Dara (Tereza Seiblitz) is a young gypsy who takes pride in her cultural origins but refuses to be bound by tradition. She refuses to marry Igor (Ricardo Macchi), the groom who was chosen for her by her father Jairo (Paulo José) and mother Lola (Eliane Giardini). Her younger sister has feelings for Igor, but he only has eyes for Dara and fights for her love. Dara falls for an engaged businessman she meets online - Júlio Falcão (Edson Celulari). Julio is a man who loves money and seducing women. He lives a marriage of appearances with Vera (Maria Luísa Mendonça).

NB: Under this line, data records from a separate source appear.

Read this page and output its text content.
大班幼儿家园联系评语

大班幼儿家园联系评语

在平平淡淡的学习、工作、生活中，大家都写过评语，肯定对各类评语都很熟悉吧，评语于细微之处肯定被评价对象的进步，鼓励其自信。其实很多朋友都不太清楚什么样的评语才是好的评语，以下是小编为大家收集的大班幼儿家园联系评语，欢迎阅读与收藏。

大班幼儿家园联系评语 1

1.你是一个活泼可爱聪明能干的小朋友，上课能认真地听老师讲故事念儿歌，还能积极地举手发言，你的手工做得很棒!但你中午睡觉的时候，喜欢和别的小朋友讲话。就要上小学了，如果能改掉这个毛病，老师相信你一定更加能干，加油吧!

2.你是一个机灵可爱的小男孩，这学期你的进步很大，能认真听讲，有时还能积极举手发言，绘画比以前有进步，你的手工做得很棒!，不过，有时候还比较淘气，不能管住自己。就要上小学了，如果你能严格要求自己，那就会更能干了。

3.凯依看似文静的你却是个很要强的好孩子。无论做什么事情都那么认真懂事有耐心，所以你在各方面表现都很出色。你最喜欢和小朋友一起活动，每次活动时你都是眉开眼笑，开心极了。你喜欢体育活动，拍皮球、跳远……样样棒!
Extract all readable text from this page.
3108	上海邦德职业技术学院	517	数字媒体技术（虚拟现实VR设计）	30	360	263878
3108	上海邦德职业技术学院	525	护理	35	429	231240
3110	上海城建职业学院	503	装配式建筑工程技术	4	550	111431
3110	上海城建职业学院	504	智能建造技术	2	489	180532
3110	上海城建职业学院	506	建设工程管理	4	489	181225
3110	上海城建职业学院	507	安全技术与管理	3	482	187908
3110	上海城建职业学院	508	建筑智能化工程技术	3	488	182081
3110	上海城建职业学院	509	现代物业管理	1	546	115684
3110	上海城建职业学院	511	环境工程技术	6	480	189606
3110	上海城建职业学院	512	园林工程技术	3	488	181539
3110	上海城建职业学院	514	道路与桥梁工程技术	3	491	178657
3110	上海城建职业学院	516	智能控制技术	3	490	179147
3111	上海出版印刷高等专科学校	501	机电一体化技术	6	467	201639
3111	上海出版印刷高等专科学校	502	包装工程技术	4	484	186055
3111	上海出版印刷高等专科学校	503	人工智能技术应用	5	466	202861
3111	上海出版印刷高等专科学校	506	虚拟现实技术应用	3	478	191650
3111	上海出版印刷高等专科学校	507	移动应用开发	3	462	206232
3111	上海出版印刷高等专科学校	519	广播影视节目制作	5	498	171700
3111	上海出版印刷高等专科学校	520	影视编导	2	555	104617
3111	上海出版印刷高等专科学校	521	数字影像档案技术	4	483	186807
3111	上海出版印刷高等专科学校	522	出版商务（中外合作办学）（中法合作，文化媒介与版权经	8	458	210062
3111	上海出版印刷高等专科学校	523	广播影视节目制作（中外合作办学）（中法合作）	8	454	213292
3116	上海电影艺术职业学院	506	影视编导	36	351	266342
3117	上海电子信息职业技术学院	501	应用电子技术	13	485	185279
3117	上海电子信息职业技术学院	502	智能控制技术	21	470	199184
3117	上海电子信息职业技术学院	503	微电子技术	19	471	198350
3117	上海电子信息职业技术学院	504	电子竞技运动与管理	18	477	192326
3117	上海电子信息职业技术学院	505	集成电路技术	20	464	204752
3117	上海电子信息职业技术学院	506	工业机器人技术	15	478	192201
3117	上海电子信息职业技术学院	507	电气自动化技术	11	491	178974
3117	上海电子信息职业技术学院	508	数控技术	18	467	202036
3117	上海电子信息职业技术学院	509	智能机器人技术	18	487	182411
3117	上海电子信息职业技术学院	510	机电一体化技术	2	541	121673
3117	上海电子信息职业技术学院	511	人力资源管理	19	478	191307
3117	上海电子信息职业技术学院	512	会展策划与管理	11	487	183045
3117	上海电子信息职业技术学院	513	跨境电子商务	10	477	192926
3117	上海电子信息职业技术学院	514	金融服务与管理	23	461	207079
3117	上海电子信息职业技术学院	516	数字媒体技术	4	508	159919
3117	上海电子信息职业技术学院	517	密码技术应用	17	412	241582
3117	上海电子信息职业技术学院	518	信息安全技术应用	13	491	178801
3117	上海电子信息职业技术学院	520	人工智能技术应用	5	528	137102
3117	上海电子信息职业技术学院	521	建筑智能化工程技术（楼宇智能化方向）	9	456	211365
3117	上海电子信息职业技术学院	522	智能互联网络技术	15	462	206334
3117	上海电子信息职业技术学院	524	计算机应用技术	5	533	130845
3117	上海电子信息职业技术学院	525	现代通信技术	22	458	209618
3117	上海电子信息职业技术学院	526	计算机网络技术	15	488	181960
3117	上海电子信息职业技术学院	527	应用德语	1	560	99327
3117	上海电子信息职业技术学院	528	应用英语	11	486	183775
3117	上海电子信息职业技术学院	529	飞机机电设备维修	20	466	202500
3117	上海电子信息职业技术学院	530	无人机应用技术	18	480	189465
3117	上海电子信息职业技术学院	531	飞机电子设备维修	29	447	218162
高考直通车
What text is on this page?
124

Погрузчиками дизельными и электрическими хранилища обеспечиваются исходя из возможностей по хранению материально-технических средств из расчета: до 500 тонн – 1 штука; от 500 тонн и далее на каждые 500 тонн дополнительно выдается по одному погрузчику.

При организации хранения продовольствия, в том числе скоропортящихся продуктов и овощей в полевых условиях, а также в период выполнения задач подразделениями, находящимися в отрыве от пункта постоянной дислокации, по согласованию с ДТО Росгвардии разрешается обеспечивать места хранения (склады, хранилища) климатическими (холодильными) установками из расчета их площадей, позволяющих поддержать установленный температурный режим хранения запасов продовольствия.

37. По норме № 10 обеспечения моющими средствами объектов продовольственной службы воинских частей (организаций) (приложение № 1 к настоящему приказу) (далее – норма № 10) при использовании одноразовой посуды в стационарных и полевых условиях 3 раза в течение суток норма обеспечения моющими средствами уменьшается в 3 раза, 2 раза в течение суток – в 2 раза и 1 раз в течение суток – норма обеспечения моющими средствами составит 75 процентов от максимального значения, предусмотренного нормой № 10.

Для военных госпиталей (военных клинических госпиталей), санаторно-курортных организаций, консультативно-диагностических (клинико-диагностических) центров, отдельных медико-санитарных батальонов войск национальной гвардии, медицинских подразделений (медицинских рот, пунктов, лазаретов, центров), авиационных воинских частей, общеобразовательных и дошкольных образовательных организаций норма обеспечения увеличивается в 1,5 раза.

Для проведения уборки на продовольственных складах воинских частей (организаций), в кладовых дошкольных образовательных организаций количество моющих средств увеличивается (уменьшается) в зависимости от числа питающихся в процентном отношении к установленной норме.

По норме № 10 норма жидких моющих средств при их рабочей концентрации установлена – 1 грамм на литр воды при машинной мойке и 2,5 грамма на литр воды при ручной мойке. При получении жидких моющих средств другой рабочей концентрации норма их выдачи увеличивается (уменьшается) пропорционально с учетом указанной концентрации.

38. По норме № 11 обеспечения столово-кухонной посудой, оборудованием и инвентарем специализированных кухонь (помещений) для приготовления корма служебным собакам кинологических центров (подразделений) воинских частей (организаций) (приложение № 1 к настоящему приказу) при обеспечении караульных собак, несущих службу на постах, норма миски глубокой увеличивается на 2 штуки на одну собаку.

Igor and Vera, as well as the traditions of the Roma people, are the greatest obstacles in the love story of Julio and Dara.

Cast 
Cast in alphabetical order
 André Luiz as Marcos Avelar Falcão
 Carla Tausz as Mirtes
 Cássia Linhares as Natasha
 Cássio Gabus Mendes as Edu / Vitor Salgado
 Cláudio Cavalcanti as José Rubens Tolentino
 Daniel Dantas as Tadeu
 Débora Duarte as Marisa Carvalho Diaz
 Deborah Evelyn as Yone Sampaio
 Edson Celulari as Júlio Cezar Falcão
 Eliane Giardini as Lola Sbano
 Elias Gleizer as Augusto Lemos
 Eri Johnson as Adilson Gaivota
 Ester Góes as Luzia Nicolich
 Felipe Folgosi as Vladimir
 Floriano Peixoto as Sarita Vitti
 Françoise Forton as Eugênia Avelar
 Gracindo Júnior as Geraldo
 Guilherme Karan as Bebeto a Jato
 Helena Ranaldi as Larissa
 Herson Capri as Ivan Méndez
 Isadora Ribeiro as Odaísa
 Ivan de Albuquerque as Mio Sbano
 Karina Perez as Laura
 Laura Cardoso as Soraya Nicolich
 Leandra Leal as Yanka Sbano
 Luís Cláudio Júnior as Gustavo "Gugu"
 Maria Luísa Mendonça as Vera Avelar Falcão
 Marianne Vicentini as Valéria
 Nívea Maria as Alícia Lemos
 Odilon Wagner as Leandro Avelar
 Patrick Alencar as Ricardo "Rique" Antônio Lemos
 Paula Burlamaqui as Roseneide "Rose"
 Paula Lavigne as Sônia Salgado / Soninha Contratempo
 Paulo José as  Jairo
 Regina Dourado as Lucineide Salgado
 Reginaldo Faria as César Lemos
 Renée de Vielmond as Elizabeth "Beth"
 Ricardo Macchi as Igor Nicolich
 Roberta Índio do Brasil as Maria Catarina Lemos "Catty"
 Rodrigo Santoro as Serginho
 Rogério Cardoso as Romualdo Salgado "Salgadinho"
 Sônia de Paula as Hebinha
 Stella Freitas as Pattia
 Stênio Garcia as Pepe Nicolich
 Tereza Seiblitz as Dara Sbano
 Zezé Polessa as Mila Tolentino

External links

1995 telenovelas
TV Globo telenovelas
Brazilian telenovelas
1995 Brazilian television series debuts
1996 Brazilian television series endings
Brazilian LGBT-related television shows
Fictional representations of Romani people
Telenovelas by Glória Perez
Portuguese-language telenovelas
Television shows set in Rio de Janeiro (city)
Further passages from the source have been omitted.